Before Azur Lane, before — shudder — Kantai Collection, there was Strike Witches, a show about panties and the distressingly prepubescent looking girls who shamelessly flaunt them as they zoom around in the air with parts of fighter jets strapped to their legs. Strike Witches was a pioneering show in many ways, both in its approach to character design influencing just about every gatcha game under the sun and in the sheer outrageous absurdity of its core concept inciting many a baffled question of “wait, they made an anime about what now?” and many a joke about the “War on Pants”. What Strike Witches was not, however, was a show that deserved four more seasons of anime, a handful of OVAs, a movie and now this spin-off where the commandos going commando are also idols. Yet that, of course, is what we’re getting.
This change of tune doesn’t mean the military history nerds this franchise somehow still wants to lure in won’t get anything out of Luminous Witches, however. This first episode opens up with an honest-to-goodness re-enactment of the 1941 Dunkirk evacuation, including visual nods to Christopher Nolan’s 2017 cinematic stunner relating the same operation. Any criticism that film received for using a historic tragedy primarily for visual showmanship applies tenfold here, however. This episode’s prologue serves no narrative purpose whatsoever and comes dangerously close to ridiculing the hundreds of thousands of lives that were at stake by replacing all the fighter jets with, well, tiny anime girls. Borrowing an aesthetic is one thing, but so casually appropriating actual historical realities — intimately tied to a war that scarred the human race and the world it inhabits so intensely — as little more than a vehicle to deliver tepid moe tropes, unapologetic gun fetishism and generic platitudes about determination and the power of friendship, just feels perverse in a way — especially when you consider Japan’s role in the actual World War II.
Luckily, Luminous WItches does retain a moticum of tact, as the nonce segment of the franchise’s fanbase has to make do with the table scraps it deserves. The rest of the episode of outlandishly tame slice-of-life stuff and largely does away with the fanservice the original Strike Witches is known for. One of the main character even wears pants! Congratulations to pants for winning the war on pants, I suppose. Why the franchise suddenly decided to grow a sense of dignity in this, the spin-off where they’re all idols, is a mystery to me, but I’m not gonna pretend I’m not happy that having to watch this show for the blog’s sake is gonna get me put on a government watchlist any more. It’s perverse, but thank God it’s not perverted.

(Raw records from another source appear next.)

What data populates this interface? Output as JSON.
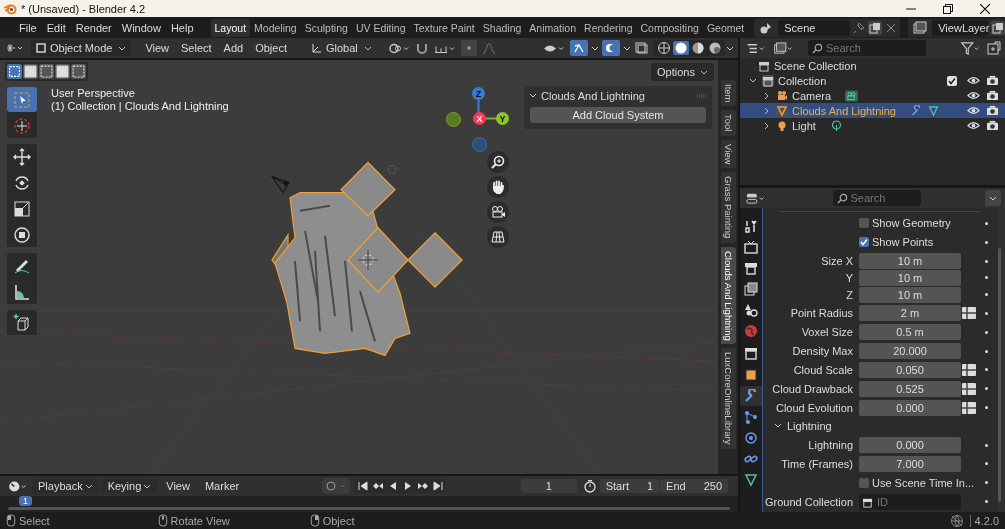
{
  "window": {
    "title": "* (Unsaved) - Blender 4.2"
  },
  "menu": [
    "File",
    "Edit",
    "Render",
    "Window",
    "Help"
  ],
  "workspaces": [
    {
      "label": "Layout",
      "selected": true
    },
    {
      "label": "Modeling",
      "selected": false
    },
    {
      "label": "Sculpting",
      "selected": false
    },
    {
      "label": "UV Editing",
      "selected": false
    },
    {
      "label": "Texture Paint",
      "selected": false
    },
    {
      "label": "Shading",
      "selected": false
    },
    {
      "label": "Animation",
      "selected": false
    },
    {
      "label": "Rendering",
      "selected": false
    },
    {
      "label": "Compositing",
      "selected": false
    },
    {
      "label": "Geomet",
      "selected": false
    }
  ],
  "scene": "Scene",
  "view_layer": "ViewLayer",
  "viewport_header": {
    "mode": "Object Mode",
    "menus": [
      "View",
      "Select",
      "Add",
      "Object"
    ],
    "orientation": "Global"
  },
  "selection_modes": [
    {
      "selected": true
    },
    {
      "selected": false
    },
    {
      "selected": false
    },
    {
      "selected": false
    },
    {
      "selected": false
    }
  ],
  "tool_groups": [
    {
      "tools": [
        {
          "kind": "select-box",
          "selected": true
        },
        {
          "kind": "cursor",
          "selected": false
        }
      ]
    },
    {
      "tools": [
        {
          "kind": "move",
          "selected": false
        },
        {
          "kind": "rotate",
          "selected": false
        },
        {
          "kind": "scale",
          "selected": false
        },
        {
          "kind": "transform",
          "selected": false
        }
      ]
    },
    {
      "tools": [
        {
          "kind": "annotate",
          "selected": false
        },
        {
          "kind": "measure",
          "selected": false
        }
      ]
    },
    {
      "tools": [
        {
          "kind": "add-cube",
          "selected": false
        }
      ]
    }
  ],
  "viewport": {
    "view_name": "User Perspective",
    "object_info": "(1) Collection | Clouds And Lightning",
    "options": "Options",
    "gizmo_axes": [
      "Z",
      "X",
      "Y"
    ]
  },
  "sidebar_panel": {
    "title": "Clouds And Lightning",
    "expanded": true,
    "button": "Add Cloud System"
  },
  "sidebar_tabs": [
    {
      "label": "Item",
      "selected": false
    },
    {
      "label": "Tool",
      "selected": false
    },
    {
      "label": "View",
      "selected": false
    },
    {
      "label": "Grass Painting",
      "selected": false
    },
    {
      "label": "Clouds And Lightning",
      "selected": true
    },
    {
      "label": "LuxCoreOnlineLibrary",
      "selected": false
    }
  ],
  "outliner": {
    "search_placeholder": "Search",
    "root": "Scene Collection",
    "collection": {
      "name": "Collection",
      "expanded": true,
      "checked": true,
      "children": [
        {
          "name": "Camera",
          "kind": "camera",
          "selected": false,
          "expanded": false
        },
        {
          "name": "Clouds And Lightning",
          "kind": "mesh",
          "selected": true,
          "expanded": false
        },
        {
          "name": "Light",
          "kind": "light",
          "selected": false,
          "expanded": false
        }
      ]
    }
  },
  "properties": {
    "search_placeholder": "Search",
    "tabs": [
      {
        "kind": "tool",
        "selected": false
      },
      {
        "kind": "render",
        "selected": false
      },
      {
        "kind": "output",
        "selected": false
      },
      {
        "kind": "view-layer",
        "selected": false
      },
      {
        "kind": "scene",
        "selected": false
      },
      {
        "kind": "world",
        "selected": false
      },
      {
        "kind": "collection",
        "selected": false
      },
      {
        "kind": "object",
        "selected": false
      },
      {
        "kind": "modifier",
        "selected": true
      },
      {
        "kind": "particles",
        "selected": false
      },
      {
        "kind": "physics",
        "selected": false
      },
      {
        "kind": "constraints",
        "selected": false
      },
      {
        "kind": "data",
        "selected": false
      }
    ],
    "rows": [
      {
        "kind": "checkbox",
        "label": "Show Geometry",
        "checked": false
      },
      {
        "kind": "checkbox",
        "label": "Show Points",
        "checked": true
      },
      {
        "kind": "number",
        "label": "Size X",
        "value": "10 m",
        "key_button": false
      },
      {
        "kind": "number",
        "label": "Y",
        "value": "10 m",
        "key_button": false
      },
      {
        "kind": "number",
        "label": "Z",
        "value": "10 m",
        "key_button": false
      },
      {
        "kind": "number",
        "label": "Point Radius",
        "value": "2 m",
        "key_button": true
      },
      {
        "kind": "number",
        "label": "Voxel Size",
        "value": "0.5 m",
        "key_button": false
      },
      {
        "kind": "number",
        "label": "Density Max",
        "value": "20.000",
        "key_button": false
      },
      {
        "kind": "number",
        "label": "Cloud Scale",
        "value": "0.050",
        "key_button": true
      },
      {
        "kind": "number",
        "label": "Cloud Drawback",
        "value": "0.525",
        "key_button": true
      },
      {
        "kind": "number",
        "label": "Cloud Evolution",
        "value": "0.000",
        "key_button": true
      },
      {
        "kind": "section",
        "label": "Lightning",
        "expanded": true
      },
      {
        "kind": "number",
        "label": "Lightning",
        "value": "0.000",
        "key_button": false
      },
      {
        "kind": "number",
        "label": "Time (Frames)",
        "value": "7.000",
        "key_button": false
      },
      {
        "kind": "checkbox",
        "label": "Use Scene Time In...",
        "checked": false
      },
      {
        "kind": "id",
        "label": "Ground Collection",
        "placeholder": "ID"
      }
    ]
  },
  "timeline": {
    "menus": [
      "Playback",
      "Keying",
      "View",
      "Marker"
    ],
    "current_frame": "1",
    "start_label": "Start",
    "start": "1",
    "end_label": "End",
    "end": "250",
    "playhead": "1"
  },
  "status_bar": {
    "hints": [
      "Select",
      "Rotate View",
      "Object"
    ],
    "version": "4.2.0"
  }
}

Another thing Luminous Witches isn’t, however, is particularly compelling. Focussing on a ragtag bunch of rejects who have the magical ability required to join the aforementioned girls with parts of fighter jets strapped to their legs, but are otherwise unfit for service is a clever idea on paper, but in practice it mostly invites the kinds of stock interactions, clumsy exposition, and paint-by-numbers hilarity you’ll have come to expect if you’ve ever caught a glimpse of anime before. The airhead can’t remember the serious one’s complicated name! The rough, tomboyish mentor abrasively hides a hidden heart of gold! Amazing fucking Grace! The spotlight may be aimed elsewhere, and the rough edges may have been polished off, but this franchise remains fundamentally uninterested in providing anything but what you’ve come to expect from anime.

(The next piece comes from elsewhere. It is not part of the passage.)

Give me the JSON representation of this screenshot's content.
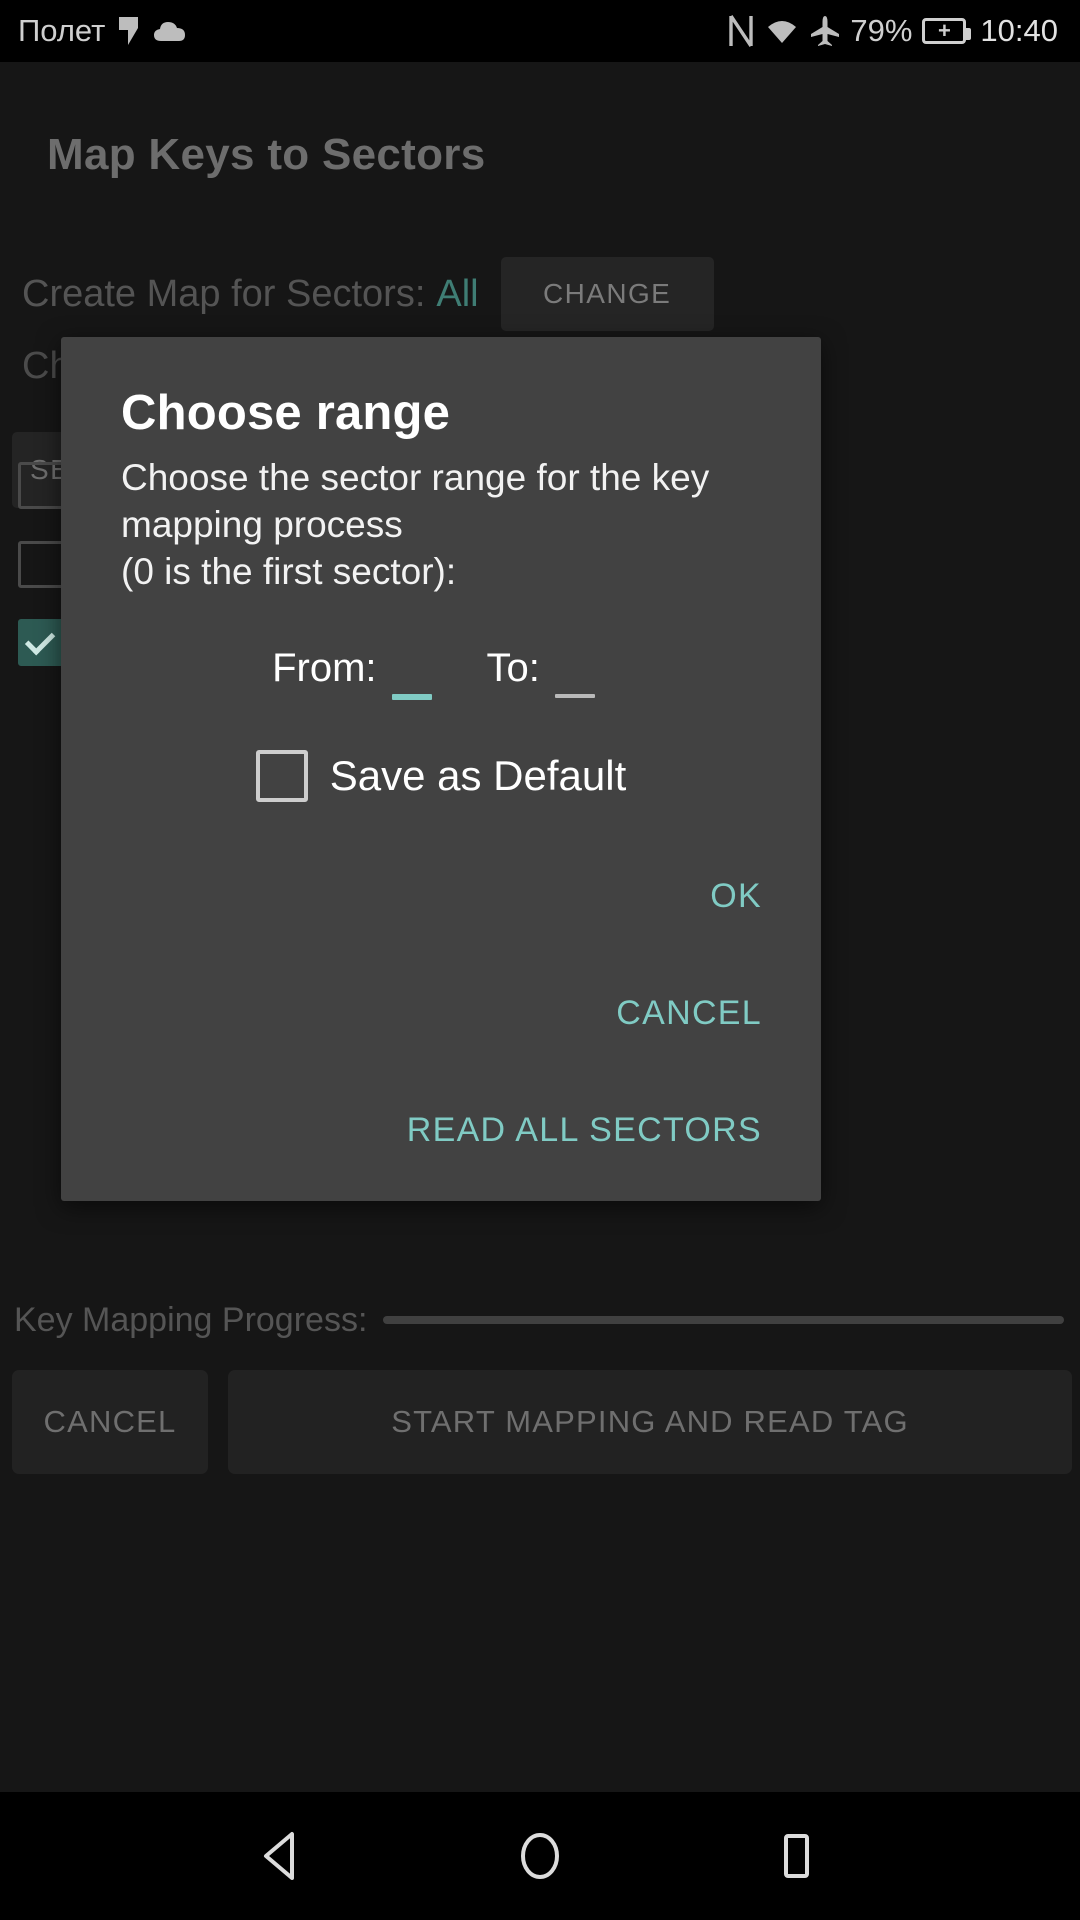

This is by design, of course. There is, after all, no angle on any established story more lacking in curiosity and willingness to challenge oneself than “yeah, but what if they were idols?”. Fifteen years ago, Strike Witches was, for better or worse, at the forefront of what seemingly every anime would become. Now, it merely is every anime, a grab bag of aesthetic elements and tropes that are as loathsomely familiar to the initiated as they are utterly incomprehensible to outsiders. There’s nothing for you here unless your definition of entertainment is listening to the same old, slightly disintegrated cassette tape with the same old songs, sounding worse each time it is wound one playthrough closer to its inevitable demise.